Min 8+ Years exp is required ( FullStack + Ai)
Design and develop Agentic AI systems capable of reasoning, planning, and executing complex workflows using Large Language Models.
- Build AI-powered services using LLM APIs such as OpenAI, Azure OpenAI Service, or other foundation model providers.
- Develop and orchestrate AI agents using frameworks such as LangChain, LangGraph, and LlamaIndex.
- Design and implement multi-agent systems, including agent collaboration, task decomposition, and tool usage.
- Build Retrieval-Augmented Generation (RAG) pipelines integrating enterprise knowledge sources.
- Integrate vector databases such as PgVector, Pinecone, Weaviate, or Milvus to enable semantic search and knowledge retrieval.
- Build scalable backend services using Java (Spring Boot / Netflix DGS) for enterprise integrations and high-throughput APIs.

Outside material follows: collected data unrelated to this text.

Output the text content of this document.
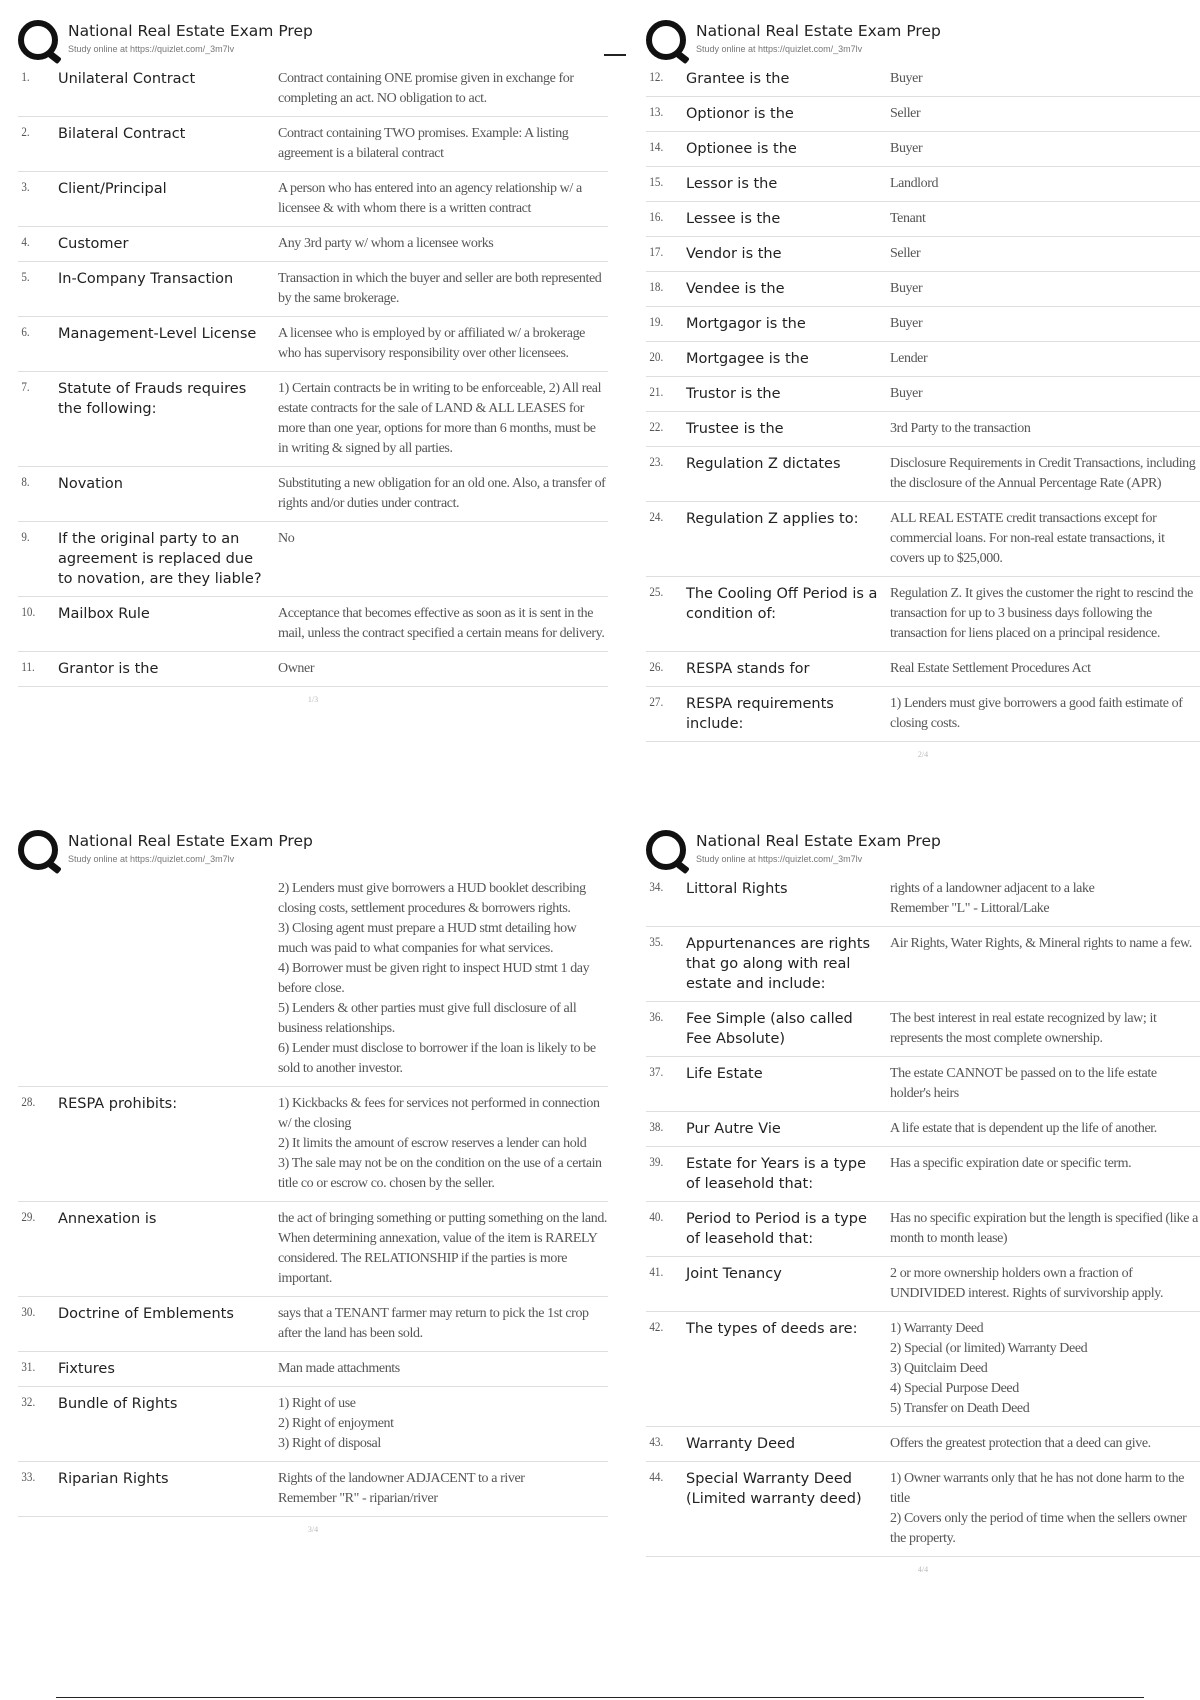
National Real Estate Exam Prep
Study online at https://quizlet.com/_3m7lv
1.	Unilateral Contract	Contract containing ONE promise given in exchange for completing an act. NO obligation to act.
2.	Bilateral Contract	Contract containing TWO promises. Example: A listing agreement is a bilateral contract
3.	Client/Principal	A person who has entered into an agency relationship w/ a licensee & with whom there is a written contract
4.	Customer	Any 3rd party w/ whom a licensee works
5.	In-Company Transaction	Transaction in which the buyer and seller are both represented by the same brokerage.
6.	Management-Level License	A licensee who is employed by or affiliated w/ a brokerage who has supervisory responsibility over other licensees.
7.	Statute of Frauds requires the following:
1) Certain contracts be in writing to be enforceable, 2) All real estate contracts for the sale of LAND & ALL LEASES for more than one year, options for more than 6 months, must be in writing & signed by all parties.
8.	Novation	Substituting a new obligation for an old one. Also, a transfer of rights and/or duties under contract.
9.	If the original party to an agreement is replaced due to novation, are they liable?
No
10.	Mailbox Rule	Acceptance that becomes effective as soon as it is sent in the mail, unless the contract specified a certain means for delivery.
11.	Grantor is the	Owner
1/3
National Real Estate Exam Prep
Study online at https://quizlet.com/_3m7lv
12.	Grantee is the	Buyer
13.	Optionor is the	Seller
14.	Optionee is the	Buyer
15.	Lessor is the	Landlord
16.	Lessee is the	Tenant
17.	Vendor is the	Seller
18.	Vendee is the	Buyer
19.	Mortgagor is the	Buyer
20.	Mortgagee is the	Lender
21.	Trustor is the	Buyer
22.	Trustee is the	3rd Party to the transaction
23.	Regulation Z dictates	Disclosure Requirements in Credit Transactions, including the disclosure of the Annual Percentage Rate (APR)
24.	Regulation Z applies to:	ALL REAL ESTATE credit transactions except for commercial loans. For non-real estate transactions, it covers up to $25,000.
25.	The Cooling Off Period is a condition of:
Regulation Z. It gives the customer the right to rescind the transaction for up to 3 business days following the transaction for liens placed on a principal residence.
26.	RESPA stands for	Real Estate Settlement Procedures Act
27.	RESPA requirements include:
1) Lenders must give borrowers a good faith estimate of closing costs.
2/4
National Real Estate Exam Prep
Study online at https://quizlet.com/_3m7lv
2) Lenders must give borrowers a HUD booklet describing closing costs, settlement procedures & borrowers rights.
3) Closing agent must prepare a HUD stmt detailing how much was paid to what companies for what services.
4) Borrower must be given right to inspect HUD stmt 1 day before close.
5) Lenders & other parties must give full disclosure of all business relationships.
6) Lender must disclose to borrower if the loan is likely to be sold to another investor.
28.	RESPA prohibits:	1) Kickbacks & fees for services not performed in connection w/ the closing
2) It limits the amount of escrow reserves a lender can hold
3) The sale may not be on the condition on the use of a certain title co or escrow co. chosen by the seller.
29.	Annexation is	the act of bringing something or putting something on the land. When determining annexation, value of the item is RARELY considered. The RELATIONSHIP if the parties is more important.
30.	Doctrine of Emblements	says that a TENANT farmer may return to pick the 1st crop after the land has been sold.
31.	Fixtures	Man made attachments
32.	Bundle of Rights	1) Right of use
2) Right of enjoyment
3) Right of disposal
33.	Riparian Rights	Rights of the landowner ADJACENT to a river
Remember "R" - riparian/river
3/4
National Real Estate Exam Prep
Study online at https://quizlet.com/_3m7lv
34.	Littoral Rights	rights of a landowner adjacent to a lake
Remember "L" - Littoral/Lake
35.	Appurtenances are rights that go along with real estate and include:
Air Rights, Water Rights, & Mineral rights to name a few.
36.	Fee Simple (also called Fee Absolute)
The best interest in real estate recognized by law; it represents the most complete ownership.
37.	Life Estate	The estate CANNOT be passed on to the life estate holder's heirs
38.	Pur Autre Vie	A life estate that is dependent up the life of another.
39.	Estate for Years is a type of leasehold that:
Has a specific expiration date or specific term.
40.	Period to Period is a type of leasehold that:
Has no specific expiration but the length is specified (like a month to month lease)
41.	Joint Tenancy	2 or more ownership holders own a fraction of UNDIVIDED interest. Rights of survivorship apply.
42.	The types of deeds are:	1) Warranty Deed
2) Special (or limited) Warranty Deed
3) Quitclaim Deed
4) Special Purpose Deed
5) Transfer on Death Deed
43.	Warranty Deed	Offers the greatest protection that a deed can give.
44.	Special Warranty Deed (Limited warranty deed)
1) Owner warrants only that he has not done harm to the title
2) Covers only the period of time when the sellers owner the property.
4/4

- Write Python services using Object-Oriented design principles to support LLM orchestration, prompt engineering, and agent execution.
- Develop AI microservices using FastAPI to expose agent capabilities and LLM-powered workflows.
- Integrate AI agents with enterprise systems via REST APIs, event streams, and databases.
- Design and implement tool integrations enabling AI agents to interact with internal services, APIs, and automation workflows.
- Implement memory architectures for AI agents including short-term memory, long-term knowledge retrieval, and context management.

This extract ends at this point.